I have a nice screenshot demonstrating the result (in Chacha mode; with AES the readers see about 190 MB/s):

rand_harvestq.png (1×826 px, 164 KB)

I think to actually land this, it probably makes sense to hide this behavior behind a non-default tunable. I don't think that complicates things too much, but please discuss. It's certainly a "Relnotes: yes". Is that acceptable from a secteam perspective, @delphij ?

Another alternative would be to fork the fortuna module, but I don't like that solution much.

Add default-off (for now) knob to enable/disable the feature

This revision now requires review to proceed.May 19 2019, 9:21 PM
  • Rebase on newer version of D20312
  • Refactor somewhat to improve clarity
  • Continue to artificially limit lock hold duration to 4kB in "locked" == "!concurrent" mode
  • Continue to rekey AES at 1MB intervals

I think this is more or less ready to commit (behavior while disabled is
satisfactory), barring any review concerns. Thanks!

cem retitled this revision from EXPERIMENTAL Fortuna: allow increased concurrency to Fortuna: allow increased concurrency.Jun 7 2019, 8:35 PM
cem edited the summary of this revision. (Show Details)
cem edited the test plan for this revision. (Show Details)
cem edited the summary of this revision. (Show Details)

Rebase on D20312 changes

delphij requested changes to this revision.Jun 17 2019, 5:55 PM
delphij added inline comments.
sys/dev/random/fortuna.c
487

The mutex would be held for too long for huge block (it seems that we all missed this in D20312), and it shouldn't because it would enable userland to effectively DoS the kernel because the mutexes would spin waiting for something else that is computational intensive. The synchronization model must be revisited here.

I think in order to make this work the code needs to be refactored to something more MP friendly, e.g. fortuna_state should be per-CPU, and the read be done in critical sections.

sys/dev/random/uint128.h
69

It seems that this is really uint128_add64?

This revision now requires changes to proceed.Jun 17 2019, 5:55 PM
sys/dev/random/fortuna.c
487

I noticed and fixed this in D20312, actually. In this revision, please see line 477 above (if locked ⇒ chunk_size = PAGE_SIZE;) and corresponding comment.

The user can already DoS the kernel (although less severely) today, due to PAGE_SIZE generation under lock. There's no good way to fix this without the exact change in this revision ­— moving PRF generation out from under the mutex.

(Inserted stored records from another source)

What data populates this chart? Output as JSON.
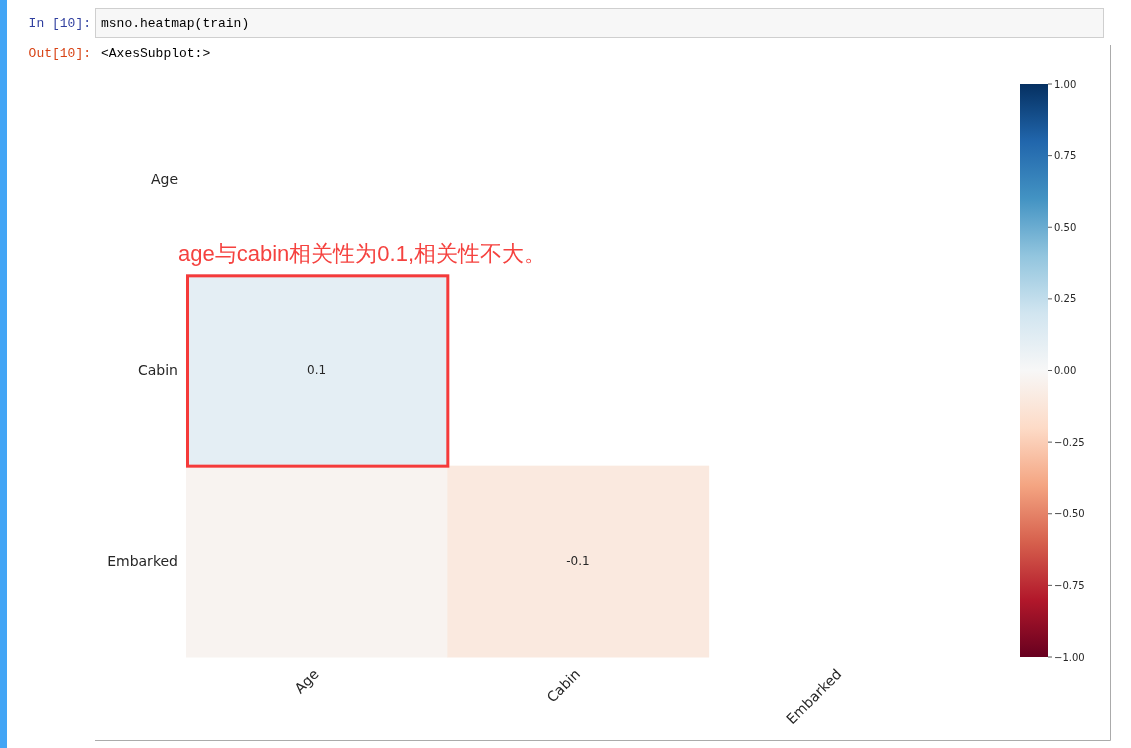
{
  "chart_data": {
    "type": "heatmap",
    "categories": [
      "Age",
      "Cabin",
      "Embarked"
    ],
    "y_categories": [
      "Age",
      "Cabin",
      "Embarked"
    ],
    "cells": [
      [
        null,
        null,
        null
      ],
      [
        0.1,
        null,
        null
      ],
      [
        -0.03,
        -0.1,
        null
      ]
    ],
    "cell_labels": [
      [
        null,
        null,
        null
      ],
      [
        "0.1",
        null,
        null
      ],
      [
        null,
        "-0.1",
        null
      ]
    ],
    "clim": [
      -1,
      1
    ],
    "cticks": [
      {
        "value": -1,
        "label": "−1.00"
      },
      {
        "value": -0.75,
        "label": "−0.75"
      },
      {
        "value": -0.5,
        "label": "−0.50"
      },
      {
        "value": -0.25,
        "label": "−0.25"
      },
      {
        "value": 0,
        "label": "0.00"
      },
      {
        "value": 0.25,
        "label": "0.25"
      },
      {
        "value": 0.5,
        "label": "0.50"
      },
      {
        "value": 0.75,
        "label": "0.75"
      },
      {
        "value": 1,
        "label": "1.00"
      }
    ],
    "annotations": [
      "In [10]:",
      "msno.heatmap(train)",
      "Out[10]:",
      "<AxesSubplot:>",
      "age与cabin相关性为0.1,相关性不大。"
    ]
  }
}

This change does make the code substantially more MP friendly, please see the proposed commit message.

sys/dev/random/uint128.h
69

Yes, I can change the name if you like.

delphij added inline comments.
sys/dev/random/uint128.h
69

Yes, please.

This revision is now accepted and ready to land.Jun 17 2019, 6:33 PM

Rename uint128_add to the more appropriate uint128_add64

This revision now requires review to proceed.Jun 17 2019, 7:00 PM
This revision is now accepted and ready to land.Jun 17 2019, 7:36 PM
This revision was automatically updated to reflect the committed changes.